A small layer of sand must be placed on the bottom of the container. The box is then half-filled with soil, and the seeds are planted in it. Gardeners recommend immediately sowing the hybrid in large peat pots. Essentially, this will facilitate planting seedlings in the ground and allow the plant to adapt to a new place quickly. Seedlings are planted in beds at the age of 25-30 days. It is important that warm weather has established on the street and the ground has warmed up to +16 °С.
4. Watering and feeding
Young butternut squashes are most sensitive to lack of moisture. They are watered regularly every 4 to 5 days. After the growth of the root system, watering is carried out less often, but at least 1.5 buckets of water are poured onto the plant to wet the entire root layer. Excessive moisture can provoke too strong growth of leaves to the detriment of the harvest, cracking of fruits, and decay of roots. During the ripening period of butternut squashes, a large amount of moisture will decrease sugar content. Therefore, it is better to underfill the vegetable than to pour it over.
5. Loosening and thinning
Sufficient air supply to the roots is a prerequisite for the successful development of the butternut squash. Therefore, the soil under it is loosened after each watering, hilling plants in the phase of 3-4 true leaves and sprinkling the internodes of the overgrown lashes with earth to form adventitious roots. Plants are thinned out in the germination phase, leaving only one strongest sprout in the hole.
During flowering and the formation of many ovaries, it is important to feed the butternut squashes. It is correct to do this simultaneously with irrigation measures. Apply mineral fertilizers to feed them carefully. And they must be alternated with organic fertilizers (chicken droppings or cow dung diluted in water). A good result is obtained by enriching the soil with wood ash.
Harvesting and Storage of Butternut Squash
Unripe butternut squash is poorly stored. Therefore, for long-term storage, only those fruits are harvested that have acquired a color corresponding to the variety, their peel should harden. This should be done before the onset of frost, in dry and preferably sunny weather. The crop is harvested carefully, avoiding mechanical damage, from which the fruits quickly rot. Incompletely ripe butternut squashes are used immediately after harvest or processed.

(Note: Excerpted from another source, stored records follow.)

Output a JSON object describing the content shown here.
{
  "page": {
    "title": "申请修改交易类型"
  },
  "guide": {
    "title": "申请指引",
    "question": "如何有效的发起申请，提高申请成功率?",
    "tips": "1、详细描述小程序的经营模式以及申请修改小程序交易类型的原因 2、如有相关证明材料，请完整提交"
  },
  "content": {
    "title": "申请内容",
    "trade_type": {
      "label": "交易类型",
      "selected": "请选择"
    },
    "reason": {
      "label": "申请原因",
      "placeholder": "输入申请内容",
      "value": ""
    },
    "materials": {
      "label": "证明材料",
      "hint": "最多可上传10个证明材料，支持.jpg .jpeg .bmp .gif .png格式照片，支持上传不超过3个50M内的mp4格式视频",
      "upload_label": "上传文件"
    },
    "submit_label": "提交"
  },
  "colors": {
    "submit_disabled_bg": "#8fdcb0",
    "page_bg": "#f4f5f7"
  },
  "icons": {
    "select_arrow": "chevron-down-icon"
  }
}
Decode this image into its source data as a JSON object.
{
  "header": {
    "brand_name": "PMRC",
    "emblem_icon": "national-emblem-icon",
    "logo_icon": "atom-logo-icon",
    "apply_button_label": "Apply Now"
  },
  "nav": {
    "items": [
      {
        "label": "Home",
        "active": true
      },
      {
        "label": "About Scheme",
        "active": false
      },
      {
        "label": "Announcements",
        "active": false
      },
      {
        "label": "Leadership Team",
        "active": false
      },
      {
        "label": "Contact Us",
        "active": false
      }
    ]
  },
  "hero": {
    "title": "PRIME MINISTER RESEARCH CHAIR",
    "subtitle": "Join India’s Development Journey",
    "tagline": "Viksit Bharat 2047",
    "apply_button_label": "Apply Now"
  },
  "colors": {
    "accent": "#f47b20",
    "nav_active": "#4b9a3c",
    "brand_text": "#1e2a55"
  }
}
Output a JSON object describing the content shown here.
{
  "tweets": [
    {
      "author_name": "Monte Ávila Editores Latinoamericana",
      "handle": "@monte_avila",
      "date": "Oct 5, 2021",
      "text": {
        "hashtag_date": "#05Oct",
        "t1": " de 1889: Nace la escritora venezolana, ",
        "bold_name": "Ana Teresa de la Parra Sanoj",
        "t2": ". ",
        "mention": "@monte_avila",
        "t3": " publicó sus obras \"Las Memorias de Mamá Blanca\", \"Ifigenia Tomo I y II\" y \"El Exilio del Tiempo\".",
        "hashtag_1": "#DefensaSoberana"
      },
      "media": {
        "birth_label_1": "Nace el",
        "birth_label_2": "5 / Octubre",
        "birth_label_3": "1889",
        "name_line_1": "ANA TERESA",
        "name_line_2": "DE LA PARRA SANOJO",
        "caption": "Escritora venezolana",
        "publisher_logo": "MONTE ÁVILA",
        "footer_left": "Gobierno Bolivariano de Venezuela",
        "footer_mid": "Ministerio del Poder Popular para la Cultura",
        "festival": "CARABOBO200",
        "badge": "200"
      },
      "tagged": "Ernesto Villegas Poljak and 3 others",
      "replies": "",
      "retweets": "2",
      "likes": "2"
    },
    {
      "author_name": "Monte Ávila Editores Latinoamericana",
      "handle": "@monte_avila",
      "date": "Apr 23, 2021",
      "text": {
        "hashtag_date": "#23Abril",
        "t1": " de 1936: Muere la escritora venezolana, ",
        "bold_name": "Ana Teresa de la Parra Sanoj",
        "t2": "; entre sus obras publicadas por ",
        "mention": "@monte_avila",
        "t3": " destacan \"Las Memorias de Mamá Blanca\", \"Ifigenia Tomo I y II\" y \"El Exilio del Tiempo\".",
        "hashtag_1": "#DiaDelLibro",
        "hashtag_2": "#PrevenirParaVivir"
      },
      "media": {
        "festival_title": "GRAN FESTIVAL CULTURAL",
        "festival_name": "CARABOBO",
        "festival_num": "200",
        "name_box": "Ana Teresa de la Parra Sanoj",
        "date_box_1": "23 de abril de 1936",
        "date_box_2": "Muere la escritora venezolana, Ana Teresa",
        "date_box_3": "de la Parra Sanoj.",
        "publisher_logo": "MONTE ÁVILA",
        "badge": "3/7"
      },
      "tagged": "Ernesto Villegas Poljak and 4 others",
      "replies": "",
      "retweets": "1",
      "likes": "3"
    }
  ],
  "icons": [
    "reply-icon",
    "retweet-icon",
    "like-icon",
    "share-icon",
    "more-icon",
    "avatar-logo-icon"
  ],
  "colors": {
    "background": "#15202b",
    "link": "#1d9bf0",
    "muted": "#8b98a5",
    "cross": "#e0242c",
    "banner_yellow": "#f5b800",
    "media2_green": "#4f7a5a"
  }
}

The fruit must leave a part of the stalk at least 5 cm long.
Uses of Butternut Squash
The pulp of butternut squash contains polyunsaturated fats and has no cholesterol in the fruits. Typically, regular consumption of this vegetable helps to eliminate harmful substances and decay products from the body. Due to its low-calorie content, butternut squash can be used for weight loss and maintaining proper shape. With this in mind, nutritionists advise obese people to include this product in their diet.
Regular consumption of butternut squash has a positive effect on the state of immunity. It is also worth noting that the fruits are diuretic. In this case, it is recommended to use it during the period of liver and kidney diseases. Butternut squash contains a lot of carotenes, even more than carrots. With this in mind, it is recommended to consume the vegetable to improve vision.
Since butternut squash contains vitamin K, regular consumption of the fruit will help slow down the aging process. Also, the vegetable contains potassium, which positively affects the state of blood vessels and blood.
Butternut squash is the most beloved vegetable in many families. Its popularity is associated with its taste, rich pulp color, and long shelf life. After a long time of lying, its pulp acquires a more intense color. This makes it sweet and can last for a long. The best time to plant it is at the end of April and the beginning of May. Also, it can be done in early June if it is the end of return frosts.